Daniel Glattauer - Die spürst du nicht

Es gibt 33 Antworten in diesem Thema, welches 1.356 mal aufgerufen wurde. Der letzte Beitrag () ist von Juva.

  • Ich bin durch mit dem Buch und muss zugeben, dass es mich eher gelangweilt hat - trotz des schweren und wichtigen Themas. Vielleicht auch gerade deshalb, weil das Buch so für mich irgendwie nicht funktionierte. Glattauers Humor kam hier (nachvollziehbarerweise) nicht wirklich zum Tragen. Die diversen Schreibstile, durch die er hier wechselt, haben mich immer wieder aus dem Lesefluss gebracht (von beschreibend wie bei einer Theaterregieanweisung über "normale" Romantexte bis hin zu Internetkommentaren, Zeitungsmeldungen und Interviews). Ja, ich finde es gut, dass er sich der Geflüchtetenthematik angenommen hat. Ja, man kann das Buch schnell durchlesen. Ja, die österreichischen Begriffe sind schön. Aber alles wirkte so extrem konstruiert, von der Klage bis zu dem mysteriösen Pierre (vorhersehbarste Figur und Entwicklung des Jahres). Es gab keine einzige sympathische Figur in dem Buch und der "gegnerische" Anwalt ging mir so auf den Keks, dass seine wichtige Botschaft am Schluss gar nicht wirklich bei mir ankam bzw mich emotional nicht berührt hat.

    2ratten

  • Lilli33 Ich finde, man kann das nicht pauschal sagen. Ich empfinde seine Bücher als sehr unterschiedlich vom Stil und den Themen her. Ich kann tatsächlich problemlos ein persönliches Ranking erstellen:

    "Gut gegen Nordwind", "Alle sieben Wellen" und "Die Wunderübung" fand ich grandios.

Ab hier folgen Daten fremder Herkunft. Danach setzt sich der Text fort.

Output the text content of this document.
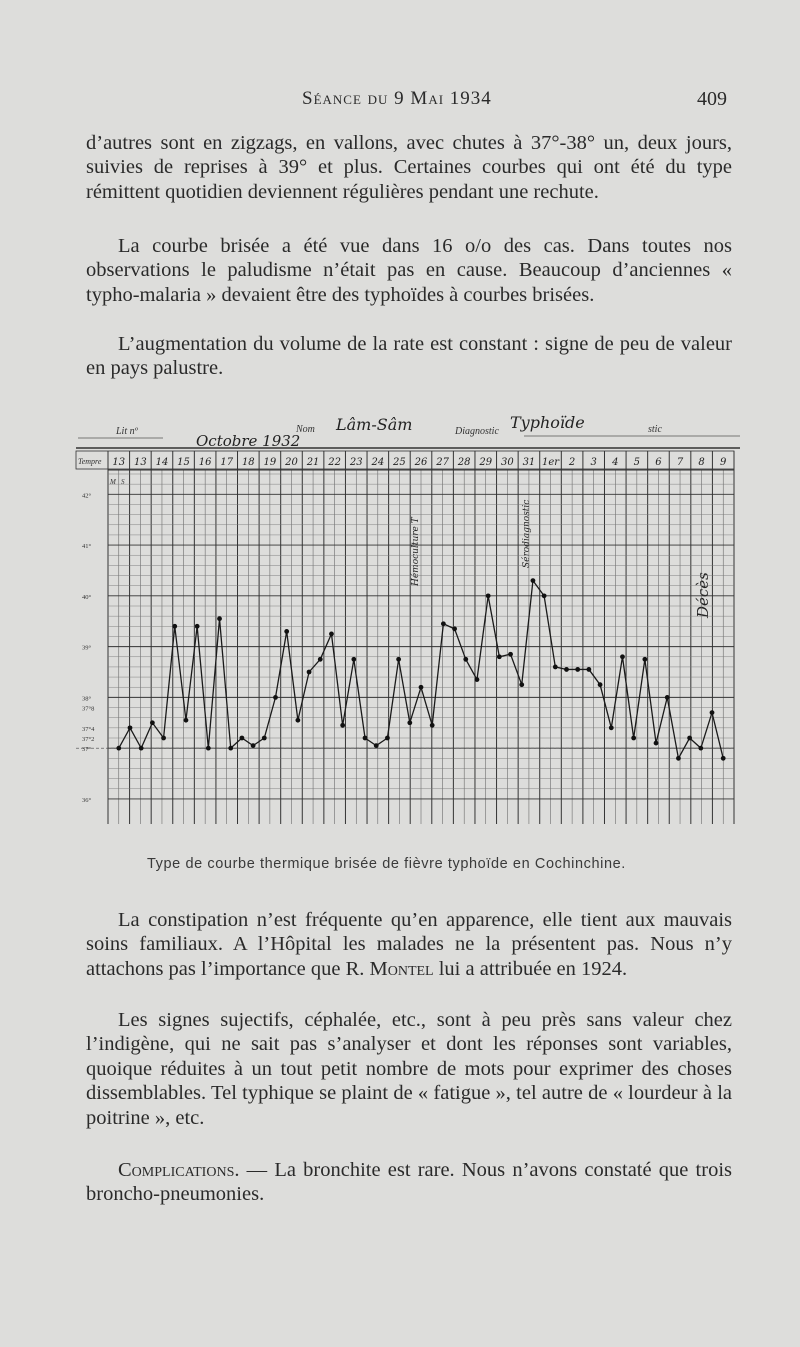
Séance du 9 Mai 1934	409

d’autres sont en zigzags, en vallons, avec chutes à 37°-38° un, deux jours, suivies de reprises à 39° et plus. Certaines courbes qui ont été du type rémittent quotidien deviennent régulières pendant une rechute.

La courbe brisée a été vue dans 16 o/o des cas. Dans toutes nos observations le paludisme n’était pas en cause. Beaucoup d’anciennes « typho-malaria » devaient être des typhoïdes à courbes brisées.

L’augmentation du volume de la rate est constant : signe de peu de valeur en pays palustre.

Lit nº
Octobre 1932
Nom Lâm-Sâm	Diagnostic Typhoïde	stic
Tempre
M S
Hémoculture T	Sérodiagnostic
Décès
13 13 14 15 16 17 18 19 20 21 22 23 24 25 26 27 28 29 30 31 1er 2 3 4 5 6 7 8 9
42°
41°
40°
39°
38°
37°8
37°4
37°2
37°
36°
Type de courbe thermique brisée de fièvre typhoïde en Cochinchine.

La constipation n’est fréquente qu’en apparence, elle tient aux mauvais soins familiaux. A l’Hôpital les malades ne la présentent pas. Nous n’y attachons pas l’importance que R. Montel lui a attribuée en 1924.

Les signes sujectifs, céphalée, etc., sont à peu près sans valeur chez l’indigène, qui ne sait pas s’analyser et dont les réponses sont variables, quoique réduites à un tout petit nombre de mots pour exprimer des choses dissemblables. Tel typhique se plaint de « fatigue », tel autre de « lourdeur à la poitrine », etc.

Complications. — La bronchite est rare. Nous n’avons constaté que trois broncho-pneumonies.
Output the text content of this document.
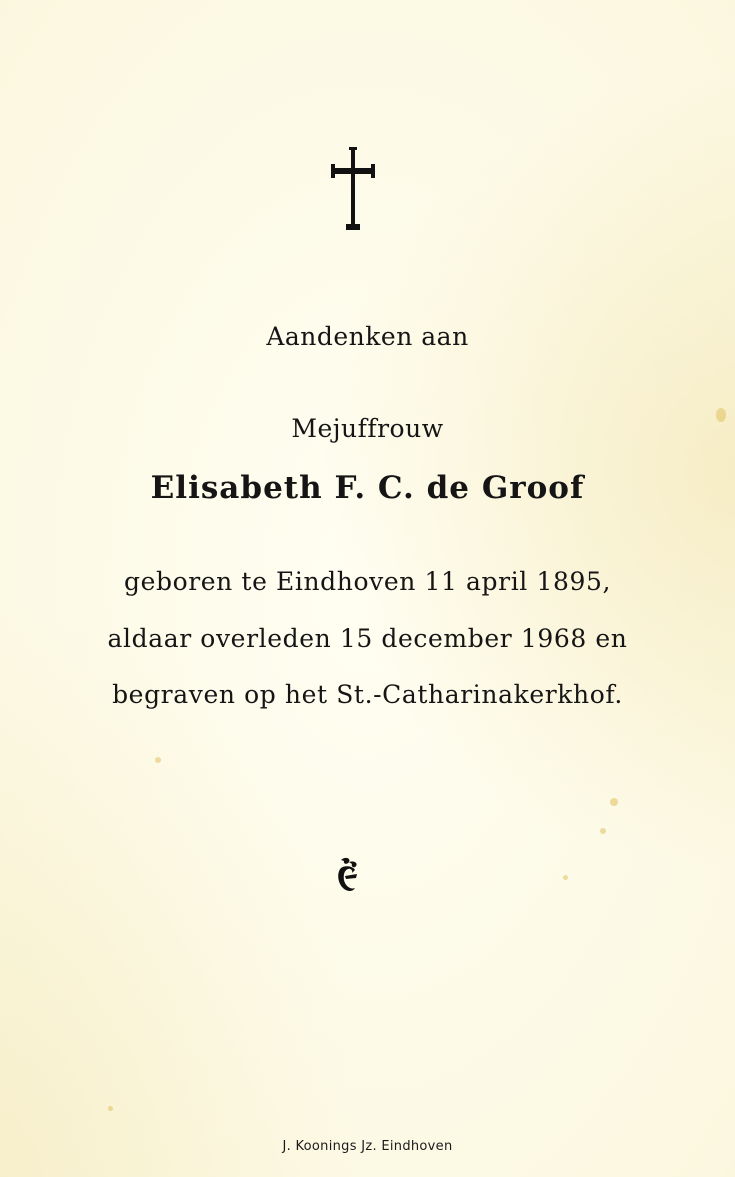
Aandenken aan
Mejuffrouw
Elisabeth F. C. de Groof
geboren te Eindhoven 11 april 1895,
aldaar overleden 15 december 1968 en
begraven op het St.-Catharinakerkhof.
J. Koonings Jz. Eindhoven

    "Vier Stern Stunden" okay.

    "Die Liebe Geld" merkwürdig.

    ("Ewig dein" und "Geschenkt" habe ich evtl gelesen, dann aber verdrängt; oder ich wollte sie lesen und kam nicht dazu. :/ Keine Ahnung.)

    Dann kommt für mich "Die spürst du nicht".

    Und "Darum" fand ich ganz furchtbar.

  • Ja, er schreibt sehr unterschiedlich und man muss sich immer wieder neu auf seine verqueren Protagonisten einlassen können und wollen, um die Romane zu genießen.


    "Vier Stern Stunden" kenne ich nicht, alle anderen haben 4 oder 5 Ratten von mir bekommen :)

  • Ich habe "Die spürst du nicht" jetzt endlich im Rahmen der Monatsrunde gelesen und muss sagen, dass mir der Roman gut gefallen hat. Die Art und Weise, wie die Geschichte rund um die drei Familien - zwei österreichische und eine somalische - erzählt wird, setzt sich aus verschiedenen Sichtweisen, Materialien und Kommentaren zusammen - und lässt gerade dadurch den LeserInnen genug Raum für eigene Gedanken und Meinungen.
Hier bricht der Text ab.